Assignment 4: Cleaning Data

4. Assignment 4: Cleaning Data#

Due: 2023-10-03

Eligible skills:

prepare 1
access 2
python 1,2

4.1. Submission#

Work on your assignment4 branch. When you are done, open a PR with:

base: feedback, compare: assignment4

and request a review from @surbhir08

4.3. Check the Datasets you have worked with already#

In the datasets you have used or come across but decided you could not work with in your past assignments identify at least one thing you could not do because the data was not in an appropriate format.

In a notebook file called dataset_fix.ipynb apply one fix and show one summary statistic or plot that was not possible before to show that it works.

Some examples:

a column that was a list or dictionary
missing values
a column that was continuous, but more interesting as a categorical
too many header rows
a data set that was wide, but tall would be better for plotting

4.4. CS Degrees#

See the notebook on your assignment4 branch and complete the instructions there.

4.5. Study Cleaned Datasets#

Tip

there is a dedicated section in the Data Sources page

Read example data cleaning notes or scripts. To do this find at least one dataset for which the messy version, clean version, and a script or notes about how it was cleaned are available, answer the following questions in a markdown file, named cleaning_notes.md. (some example datasets are on the datasets page and one is in the notes are added to the course website)

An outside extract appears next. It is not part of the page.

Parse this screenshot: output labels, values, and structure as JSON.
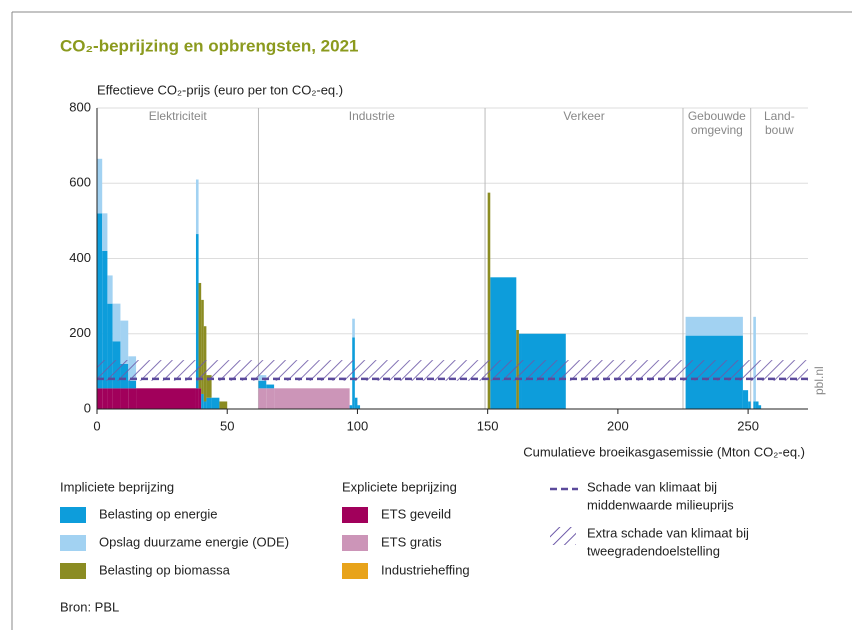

What are 3 common problems to look for in a dataset? Describe them with examples.
Using one of the examples you found of cleaned data, give an example of a question or context that would require making different choices for cleaning than were made. Include a bit about the data, what was done, the question, what would need to be done instead and justification.
Explain in your own words, with a concrete example, how domain expertise can help you when cleaning data. Use either a made up example or one that you read about.

Warning

Some of these examples have both the clean and messy data files and an R script to do the cleaning. You are not required to know R, but looking at their R cleaning script could give hints of what things they fixed or changed. You could also compare the clean and messy versions by looking at them with a tool of your choice.